Every turn led to a different community of heckling salesmen, chatting saleswomen and half-asleep traders who spring to life when they see you walk past and beckon you to come in. Groups of women gathered in front of one wall in varying stages of hair-dressing, one man had an open briefcase on top of a solitary cement block displaying all kinds of gold and silver jewellery, and wheelbarrow boys weaved through the dirt streets at full speed. Music from one shoe store-- filled with second-hand women’s footwear heaped on one side with sandals and ballet pumps hanging from pegs lining the entrance-- competed with music from a store two doors down where a chalk-white mannequin wearing a long denim skirt and long-sleeved blouse stood guard at the entrance.

I parted a cascade of hanging dresses to walk into a store where the small but mighty overhead fan cooled me from the heat of outside. In the shop opposite, a man sat in front of a sewing machine, pumping away on the foot-pedals with a cloth draped over his right shoulder, and near him a teenage girl sat staring blankly at passers-by.

Traders young and old called out to me: “Sister, I have fine dresses!” “My Dear, come and see now!” “Madam, wetin you dey find?” I smiled demurely at all. I bought mascara from an old gentleman whose morose face broke into a happy smile when I offered him N200 instead of the N400 he asked for, telling him it was fair. “It may be fair but it is not good!” he laughed.

I bought a black blouse at another shop, where the young sales assistant was eager to serve and her mother even more so; the old dear kept bringing in a trouser, a skirt, a blouse, to show me, telling me to “see this one, it will fit you.” Her other daughter-- whose natural hair was combed out long and full and free, ready to be harnessed back again into a prison of plaits-- chastised her: “Mama it’s OK now!” She thought she did it secretly but I saw, and smiled to myself.

In the end I spent N10, 000 on five items, an amount that would barely get me a pair of shoes at a boutique. And the service is better at the market too; you can laugh and argue and haggle animatedly with the traders and feel you’ve connected with a human being on a personal level. They appreciate your custom here, and many traders give out colourful business cards and tell you to “ask for Chucks” when you return.
Here grown men put shoes unto your feet, and one even went to check other stores for the style of shoes I wanted whilst I waited, seated on a chair he had dusted with his handkerchief: Personalised Service. The market is a more enriching form of shopping than the sterilised, forced formality of malls. Here the traders are like family members looking out for one another: “I no get am o, but abeg see my brother’s shop just there, he has fine, fine shoes. He’ll do dem for a good price for you.”

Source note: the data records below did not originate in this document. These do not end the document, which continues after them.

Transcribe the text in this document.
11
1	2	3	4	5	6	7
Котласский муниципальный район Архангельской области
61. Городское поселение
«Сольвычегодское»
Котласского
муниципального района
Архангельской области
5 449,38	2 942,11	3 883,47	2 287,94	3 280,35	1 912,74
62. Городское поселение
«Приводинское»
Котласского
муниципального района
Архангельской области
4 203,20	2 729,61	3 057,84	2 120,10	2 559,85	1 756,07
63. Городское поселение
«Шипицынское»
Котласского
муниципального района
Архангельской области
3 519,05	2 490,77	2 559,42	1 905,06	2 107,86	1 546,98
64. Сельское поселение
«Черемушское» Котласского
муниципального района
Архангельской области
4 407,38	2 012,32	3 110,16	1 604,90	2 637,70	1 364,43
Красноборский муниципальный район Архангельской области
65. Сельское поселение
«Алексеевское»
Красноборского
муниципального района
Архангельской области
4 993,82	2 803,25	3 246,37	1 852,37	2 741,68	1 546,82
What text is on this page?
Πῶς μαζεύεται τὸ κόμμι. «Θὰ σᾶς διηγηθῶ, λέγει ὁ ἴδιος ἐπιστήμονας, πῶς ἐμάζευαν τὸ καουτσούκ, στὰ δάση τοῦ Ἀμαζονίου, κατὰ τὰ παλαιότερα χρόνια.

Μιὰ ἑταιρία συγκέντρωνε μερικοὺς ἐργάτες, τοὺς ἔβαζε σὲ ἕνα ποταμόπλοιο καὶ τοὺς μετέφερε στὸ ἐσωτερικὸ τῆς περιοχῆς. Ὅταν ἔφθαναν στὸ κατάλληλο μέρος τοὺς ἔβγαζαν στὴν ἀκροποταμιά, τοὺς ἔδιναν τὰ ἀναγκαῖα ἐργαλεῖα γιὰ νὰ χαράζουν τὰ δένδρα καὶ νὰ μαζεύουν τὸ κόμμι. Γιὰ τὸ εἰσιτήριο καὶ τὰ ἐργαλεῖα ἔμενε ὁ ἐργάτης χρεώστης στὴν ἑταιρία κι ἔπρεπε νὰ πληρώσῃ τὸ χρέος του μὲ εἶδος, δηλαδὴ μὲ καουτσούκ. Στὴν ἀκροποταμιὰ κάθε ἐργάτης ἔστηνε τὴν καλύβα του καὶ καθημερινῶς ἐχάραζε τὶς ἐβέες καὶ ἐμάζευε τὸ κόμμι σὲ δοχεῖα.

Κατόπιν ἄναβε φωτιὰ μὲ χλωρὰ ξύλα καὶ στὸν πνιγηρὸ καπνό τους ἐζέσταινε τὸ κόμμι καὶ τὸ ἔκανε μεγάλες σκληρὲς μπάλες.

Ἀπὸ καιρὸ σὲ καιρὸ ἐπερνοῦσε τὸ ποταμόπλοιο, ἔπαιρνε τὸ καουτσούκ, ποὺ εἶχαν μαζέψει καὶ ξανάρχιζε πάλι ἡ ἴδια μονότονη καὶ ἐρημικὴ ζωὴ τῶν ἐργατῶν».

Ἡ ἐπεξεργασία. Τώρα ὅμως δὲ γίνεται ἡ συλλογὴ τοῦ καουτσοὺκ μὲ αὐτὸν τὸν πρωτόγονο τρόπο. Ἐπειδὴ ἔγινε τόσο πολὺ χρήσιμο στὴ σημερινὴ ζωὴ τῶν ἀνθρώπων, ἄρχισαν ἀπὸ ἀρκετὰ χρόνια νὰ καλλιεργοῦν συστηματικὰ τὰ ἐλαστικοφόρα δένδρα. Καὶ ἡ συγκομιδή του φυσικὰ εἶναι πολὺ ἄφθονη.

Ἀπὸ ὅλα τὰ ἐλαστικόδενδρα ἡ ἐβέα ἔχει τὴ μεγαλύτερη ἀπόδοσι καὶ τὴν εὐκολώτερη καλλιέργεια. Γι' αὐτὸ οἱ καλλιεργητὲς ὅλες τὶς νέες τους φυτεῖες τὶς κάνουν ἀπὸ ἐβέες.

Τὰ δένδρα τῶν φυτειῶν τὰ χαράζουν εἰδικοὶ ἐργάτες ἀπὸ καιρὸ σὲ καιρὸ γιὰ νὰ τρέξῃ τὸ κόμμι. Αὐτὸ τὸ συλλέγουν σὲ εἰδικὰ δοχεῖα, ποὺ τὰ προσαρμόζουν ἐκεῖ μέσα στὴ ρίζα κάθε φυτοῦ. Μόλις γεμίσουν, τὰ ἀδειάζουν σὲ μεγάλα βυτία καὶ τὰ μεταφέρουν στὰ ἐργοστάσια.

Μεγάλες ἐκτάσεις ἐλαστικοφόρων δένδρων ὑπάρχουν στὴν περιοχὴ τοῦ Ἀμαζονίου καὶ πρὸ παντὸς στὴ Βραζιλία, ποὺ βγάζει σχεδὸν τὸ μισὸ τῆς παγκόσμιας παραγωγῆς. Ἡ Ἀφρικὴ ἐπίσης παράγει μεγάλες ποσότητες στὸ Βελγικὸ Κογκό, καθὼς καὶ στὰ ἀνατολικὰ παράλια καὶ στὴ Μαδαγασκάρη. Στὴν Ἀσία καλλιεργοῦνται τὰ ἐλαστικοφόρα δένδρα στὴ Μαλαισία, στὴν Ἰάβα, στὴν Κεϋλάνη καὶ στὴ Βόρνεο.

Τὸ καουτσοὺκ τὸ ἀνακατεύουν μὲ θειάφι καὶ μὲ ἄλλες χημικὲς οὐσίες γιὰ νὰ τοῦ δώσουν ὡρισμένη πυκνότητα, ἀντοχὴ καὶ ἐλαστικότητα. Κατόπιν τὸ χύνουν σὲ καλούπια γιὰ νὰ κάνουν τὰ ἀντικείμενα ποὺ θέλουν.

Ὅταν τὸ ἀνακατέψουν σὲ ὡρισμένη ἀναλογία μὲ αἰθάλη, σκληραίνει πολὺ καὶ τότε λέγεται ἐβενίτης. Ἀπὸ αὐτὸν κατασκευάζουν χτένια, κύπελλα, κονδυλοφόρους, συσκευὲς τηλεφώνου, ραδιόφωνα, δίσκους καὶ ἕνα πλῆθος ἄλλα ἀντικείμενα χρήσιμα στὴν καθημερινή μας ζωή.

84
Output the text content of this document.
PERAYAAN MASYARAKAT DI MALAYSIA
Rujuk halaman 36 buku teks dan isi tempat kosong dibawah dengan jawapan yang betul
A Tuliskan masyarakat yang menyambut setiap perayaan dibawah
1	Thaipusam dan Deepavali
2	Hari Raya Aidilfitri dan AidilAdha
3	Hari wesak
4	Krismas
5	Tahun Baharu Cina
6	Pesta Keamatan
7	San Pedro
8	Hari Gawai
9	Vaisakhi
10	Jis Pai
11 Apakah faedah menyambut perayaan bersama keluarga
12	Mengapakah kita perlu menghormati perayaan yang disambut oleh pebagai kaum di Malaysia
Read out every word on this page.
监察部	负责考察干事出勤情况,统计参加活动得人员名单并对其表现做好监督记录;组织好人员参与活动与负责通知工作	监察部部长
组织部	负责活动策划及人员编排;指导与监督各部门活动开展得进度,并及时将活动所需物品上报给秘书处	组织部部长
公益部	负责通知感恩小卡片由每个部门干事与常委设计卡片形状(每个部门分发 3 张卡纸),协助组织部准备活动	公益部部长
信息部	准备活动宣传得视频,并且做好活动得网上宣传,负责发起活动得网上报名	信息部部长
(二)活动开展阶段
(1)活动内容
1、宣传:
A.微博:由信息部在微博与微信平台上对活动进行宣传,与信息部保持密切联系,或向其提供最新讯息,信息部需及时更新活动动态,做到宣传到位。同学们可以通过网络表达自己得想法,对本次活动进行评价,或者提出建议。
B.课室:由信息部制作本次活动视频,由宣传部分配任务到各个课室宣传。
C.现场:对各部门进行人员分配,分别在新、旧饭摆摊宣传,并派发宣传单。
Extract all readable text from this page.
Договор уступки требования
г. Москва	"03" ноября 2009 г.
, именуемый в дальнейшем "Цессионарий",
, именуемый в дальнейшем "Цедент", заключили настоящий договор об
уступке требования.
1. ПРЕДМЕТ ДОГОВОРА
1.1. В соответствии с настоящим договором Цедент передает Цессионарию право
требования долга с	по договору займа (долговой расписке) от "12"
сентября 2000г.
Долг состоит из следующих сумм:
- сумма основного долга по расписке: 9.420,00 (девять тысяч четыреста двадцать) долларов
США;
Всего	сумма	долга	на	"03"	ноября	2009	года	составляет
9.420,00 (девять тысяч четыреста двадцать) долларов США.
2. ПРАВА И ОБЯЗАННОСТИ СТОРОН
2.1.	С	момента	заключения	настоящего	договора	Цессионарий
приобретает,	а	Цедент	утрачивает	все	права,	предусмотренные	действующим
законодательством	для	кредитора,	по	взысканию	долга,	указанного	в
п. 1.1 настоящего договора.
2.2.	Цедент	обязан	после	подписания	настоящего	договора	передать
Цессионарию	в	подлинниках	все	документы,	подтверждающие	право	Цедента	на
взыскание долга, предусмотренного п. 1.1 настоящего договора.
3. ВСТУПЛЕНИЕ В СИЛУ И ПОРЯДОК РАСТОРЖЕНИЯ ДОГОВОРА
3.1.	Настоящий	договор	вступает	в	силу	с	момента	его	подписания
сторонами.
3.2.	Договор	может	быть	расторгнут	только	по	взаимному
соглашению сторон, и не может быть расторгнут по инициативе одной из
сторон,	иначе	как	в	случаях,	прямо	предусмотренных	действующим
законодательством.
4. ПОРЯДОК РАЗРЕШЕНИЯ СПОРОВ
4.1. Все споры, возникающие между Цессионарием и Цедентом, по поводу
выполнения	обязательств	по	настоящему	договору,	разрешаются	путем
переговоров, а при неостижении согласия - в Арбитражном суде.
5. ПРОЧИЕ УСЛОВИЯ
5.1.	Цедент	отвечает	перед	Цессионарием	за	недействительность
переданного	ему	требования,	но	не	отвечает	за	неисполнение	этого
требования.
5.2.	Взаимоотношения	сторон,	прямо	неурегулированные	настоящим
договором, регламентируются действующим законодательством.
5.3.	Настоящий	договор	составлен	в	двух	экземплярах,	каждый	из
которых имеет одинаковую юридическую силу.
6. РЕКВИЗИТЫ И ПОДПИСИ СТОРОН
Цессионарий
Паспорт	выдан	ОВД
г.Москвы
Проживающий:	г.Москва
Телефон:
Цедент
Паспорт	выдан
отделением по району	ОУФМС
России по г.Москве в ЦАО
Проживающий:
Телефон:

At the car park, a watch salesman caught my eye, and I asked for the price of a Calvin Klein gold watch with a black leather strap. “For you, N9, 500” he replied, confidently. I offered him N1, 000 and he agreed, wrapping my purchase in a white handkerchief. In the car I removed my old watch and put on the new one, and as I wound it to the correct time I saw that the gold hour and minute hand were of one piece and moved around the face of the clock together, keeping the same distance apart. Then the minute hand broke off, at the same time that one of the studded gems came off, and the two newly-detached pieces swung around merrily inside the watch every time I moved my hand.

I returned home from Utako market satisfied and bearing purchases with character, including a cute watch that may be useless at its job but which I got at almost 90% off its original asking price. Now that’s something to tell the grandkids.